I love that you pointed this out, it’s something that I hadn’t really examined in my own work! I think this is what happens when my attempts at simplicity collide with my boredom with tradition. Sometimes I challenge myself to build something entirely rectilinear and more often than not I find the resulting design dull. I want to take a straight line and send it somewhere else. I think too that my tendency to push a boundary in a new direction is a reflection of my desire to make things that are still function-focused but different from what I’ve seen before. Ultimately I’m drawn to stools and chairs because I think there’s a lot of flexibility in what can constitute a stool, a lot of options for how to shape a chair, and the possibilities are exciting and fun to explore. I admire cabinet makers who are able to find the same creativity and expression with boxes, and I hope to find my way there soon.
You teach woodworking classes at a local community studio in Brooklyn, how do you think this impacts your growth as a woodworker and the creation/evolution of your own pieces?
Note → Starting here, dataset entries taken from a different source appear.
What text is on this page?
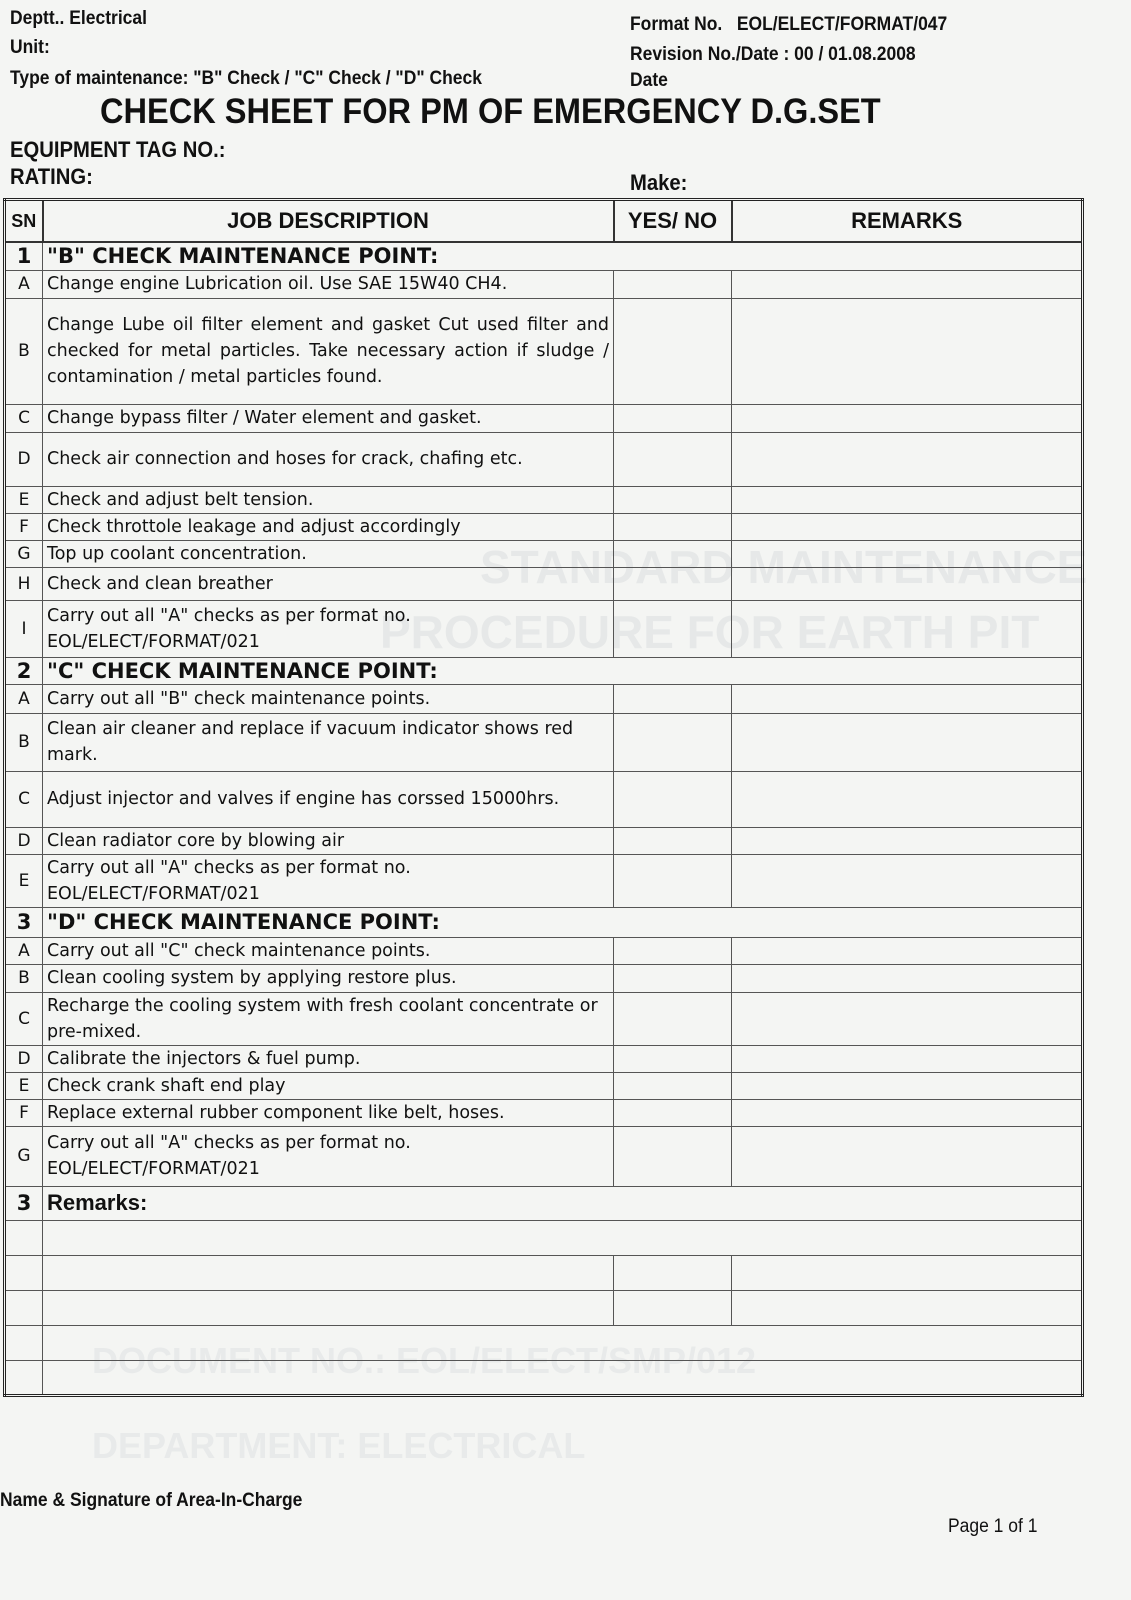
STANDARD MAINTENANCE
PROCEDURE FOR EARTH PIT
DOCUMENT NO.: EOL/ELECT/SMP/012
DEPARTMENT: ELECTRICAL
Deptt.. Electrical
Unit:
Type of maintenance: "B" Check / "C" Check / "D" Check
Format No.   EOL/ELECT/FORMAT/047
Revision No./Date : 00 / 01.08.2008
Date
CHECK SHEET FOR PM OF EMERGENCY D.G.SET
EQUIPMENT TAG NO.:
RATING:	Make:
SN	JOB DESCRIPTION	YES/ NO	REMARKS
1	"B" CHECK MAINTENANCE POINT:		
A	Change engine Lubrication oil. Use SAE 15W40 CH4.		
B	Change Lube oil filter element and gasket Cut used filter and checked for metal particles. Take necessary action if sludge / contamination / metal particles found.		
C	Change bypass filter / Water element and gasket.		
D	Check air connection and hoses for crack, chafing etc.		
E	Check and adjust belt tension.		
F	Check throttole leakage and adjust accordingly		
G	Top up coolant concentration.		
H	Check and clean breather		
I	Carry out all "A" checks as per format no. EOL/ELECT/FORMAT/021		
2	"C" CHECK MAINTENANCE POINT:		
A	Carry out all "B" check maintenance points.		
B	Clean air cleaner and replace if vacuum indicator shows red mark.		
C	Adjust injector and valves if engine has corssed 15000hrs.		
D	Clean radiator core by blowing air		
E	Carry out all "A" checks as per format no. EOL/ELECT/FORMAT/021		
3	"D" CHECK MAINTENANCE POINT:		
A	Carry out all "C" check maintenance points.		
B	Clean cooling system by applying restore plus.		
C	Recharge the cooling system with fresh coolant concentrate or pre-mixed.		
D	Calibrate the injectors & fuel pump.		
E	Check crank shaft end play		
F	Replace external rubber component like belt, hoses.		
G	Carry out all "A" checks as per format no. EOL/ELECT/FORMAT/021		
3	Remarks:		

Name & Signature of Area-In-Charge
Page 1 of 1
Teaching has been huge for my confidence and I’ve learned so much from my students. I teach mostly adults (and a couple of very cool teens) from a wide variety of backgrounds and levels of experience, so I often need to have a handful of explanations for any one concept ready to go. I think teaching like this has encouraged me to be more flexible in the moment and helped me to think on my feet. There is a performative aspect to teaching that I find very fun, too. Ultimately many aspects of teaching help to keep woodworking playful for me!
What’s next for you?
More colorful wood furniture for sure! I recently came around to turning and I’m hoping to explore some funkier, sculptural, turned forms in my work. I’m additionally quite excited about a small collaborative collection I’ve been developing with a close furniture friend.